Coleman was a key figure in the literary life of Los Angeles. She, as our book critic David Ulin recently wrote, “helped transform the city’s literature.” She was a finalist for the National Book Award for her poetry collection “Mercurochrome” in 2001.
Born and raised in Watts, Coleman often wrote of issues of race, class, poverty and disenfranchisement. “Words seem inadequate in expressing the anger and outrage I feel at the persistent racism that permeates every aspect of black American life,” she once said. “Since words are what I am best at, I concern myself with this as an urban actuality as best I can.”
Despite the driving theme of anger in her work, Coleman was a delightful presence: sharp, funny and powerfully charismatic.
She began writing as a young woman and was part of the Watts Writers Workshop that began after the 1965 riots. She was also involved with Beyond Baroque in Venice.

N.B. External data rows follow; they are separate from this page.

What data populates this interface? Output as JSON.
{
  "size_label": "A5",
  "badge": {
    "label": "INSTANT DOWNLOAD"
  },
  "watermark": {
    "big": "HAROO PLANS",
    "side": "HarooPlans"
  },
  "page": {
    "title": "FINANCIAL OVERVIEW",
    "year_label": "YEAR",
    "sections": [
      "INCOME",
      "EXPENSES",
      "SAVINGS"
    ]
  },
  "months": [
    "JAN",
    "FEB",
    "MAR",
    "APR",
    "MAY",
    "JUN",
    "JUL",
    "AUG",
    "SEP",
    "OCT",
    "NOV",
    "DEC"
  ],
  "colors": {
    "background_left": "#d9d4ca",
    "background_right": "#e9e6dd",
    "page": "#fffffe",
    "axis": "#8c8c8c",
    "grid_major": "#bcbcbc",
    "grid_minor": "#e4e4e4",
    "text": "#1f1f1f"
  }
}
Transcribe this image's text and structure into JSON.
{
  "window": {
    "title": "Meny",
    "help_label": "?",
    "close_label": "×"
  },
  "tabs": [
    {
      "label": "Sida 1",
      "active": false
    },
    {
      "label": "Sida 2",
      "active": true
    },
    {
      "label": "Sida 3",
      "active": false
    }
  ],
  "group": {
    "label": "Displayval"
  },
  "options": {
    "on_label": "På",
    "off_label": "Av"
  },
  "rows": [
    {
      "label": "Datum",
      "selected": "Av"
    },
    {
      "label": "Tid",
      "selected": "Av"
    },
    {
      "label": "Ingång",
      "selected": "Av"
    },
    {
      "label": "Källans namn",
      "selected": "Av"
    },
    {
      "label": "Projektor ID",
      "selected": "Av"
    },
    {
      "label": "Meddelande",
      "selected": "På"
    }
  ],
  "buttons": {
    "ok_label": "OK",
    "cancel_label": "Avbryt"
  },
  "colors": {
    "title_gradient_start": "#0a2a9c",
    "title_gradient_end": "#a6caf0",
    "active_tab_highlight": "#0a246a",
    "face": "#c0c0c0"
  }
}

She published her first poetry collection, “Mad Dog Black Lady,” in 1979. Her poetry was primarily published by Black Sparrow Press, home of Charles Bukowski.
She succeeded in all kind of writing. She won an Emmy for her work on “Days of Our Lives” and produced essays and short fiction. But she was primarily known as a poet, publishing a dozen poetry collections in her lifetime.